I think forget about the semicircle. Think of an escaping prisoner (in leg-irons, of course). How far away could he get in one hour, dragging himself through any combination of vegetations and pathway? Plot ALL the paths; there will be overlap of some with others. We are interested in just the locus of the end points of all of these possible routes.

8. Dec 15, 2011

K I waited too long to edit but here are the corrected equations.

http://www4d.wolframalpha.com/Calculate/MSP/MSP16919ib17h96ag5cc2300000d64f3e5e18hf591?MSPStoreType=image/gif&s=45&w=169&h=37 [Broken]
and

for the field

http://www3.wolframalpha.com/Calculate/MSP/MSP36019ib182dg3g1ef3a000023ahf29hi45d52d5?MSPStoreType=image/gif&s=2&w=180&h=36 [Broken]
and
http://www3.wolframalpha.com/Calculate/MSP/MSP192219ib14g3bi9bcbd200004518e1a7288daf20?MSPStoreType=image/gif&s=40&w=123&h=22 [Broken]

I don't see how it would be possible for the pedestrian to reach a point not covered by those inequalities.

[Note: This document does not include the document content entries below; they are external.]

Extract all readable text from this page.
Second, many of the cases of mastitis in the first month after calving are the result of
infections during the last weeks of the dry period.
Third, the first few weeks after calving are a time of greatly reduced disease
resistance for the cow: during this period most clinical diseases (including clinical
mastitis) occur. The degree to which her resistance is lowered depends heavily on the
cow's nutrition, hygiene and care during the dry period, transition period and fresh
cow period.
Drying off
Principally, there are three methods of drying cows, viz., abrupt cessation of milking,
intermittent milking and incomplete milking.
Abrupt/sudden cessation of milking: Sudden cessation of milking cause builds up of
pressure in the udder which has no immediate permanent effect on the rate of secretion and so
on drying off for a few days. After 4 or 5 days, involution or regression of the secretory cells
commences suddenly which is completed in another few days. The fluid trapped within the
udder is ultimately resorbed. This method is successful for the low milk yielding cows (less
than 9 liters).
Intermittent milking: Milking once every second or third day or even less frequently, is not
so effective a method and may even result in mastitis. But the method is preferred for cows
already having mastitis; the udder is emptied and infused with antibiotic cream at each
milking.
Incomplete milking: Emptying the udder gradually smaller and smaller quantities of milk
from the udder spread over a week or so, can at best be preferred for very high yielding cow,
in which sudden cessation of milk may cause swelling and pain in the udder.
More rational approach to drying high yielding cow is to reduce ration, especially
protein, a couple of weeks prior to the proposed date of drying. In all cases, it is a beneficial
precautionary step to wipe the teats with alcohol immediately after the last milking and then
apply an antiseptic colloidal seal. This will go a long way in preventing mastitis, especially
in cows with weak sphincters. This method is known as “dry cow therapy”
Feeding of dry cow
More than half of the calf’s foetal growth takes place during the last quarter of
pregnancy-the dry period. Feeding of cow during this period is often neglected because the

Once again this is treating the sidewalk as the y-axis, the meadow as the positive x direction, and the field as the negative x direction.

Last edited by a moderator: May 5, 2017
9. Dec 15, 2011

### Staff: Mentor

Your straight line equations look right, defining the outer limits of his location after 1 hour.

I don't know how complicated you want to make it. For example, he's allowed to spend some time in the meadow then cross over into the field, and perhaps duck back into the meadow, too?

10. Dec 15, 2011

but if you draw lines 4 or 3 km (for meadow and field) long coming from the starting point in all directions, there are some points the pedestrian could reach that are not taken care of by the straight line equations. That's why i thought a semicircle with a radius of 3 and 4 km was necessary as well.

Well since the inequalities have less than or equal to, I thought it would be sufficient to find the outermost points the pedestrian could reach, and then assume he could also reach all the points within those outer boundaries?

11. Dec 15, 2011

### Staff: Mentor

Now I see what you mean. fooplot sketch

So the extent of his reach will be farther than those straight lines. Indeed, for their entire length except their points of intersection with the axes.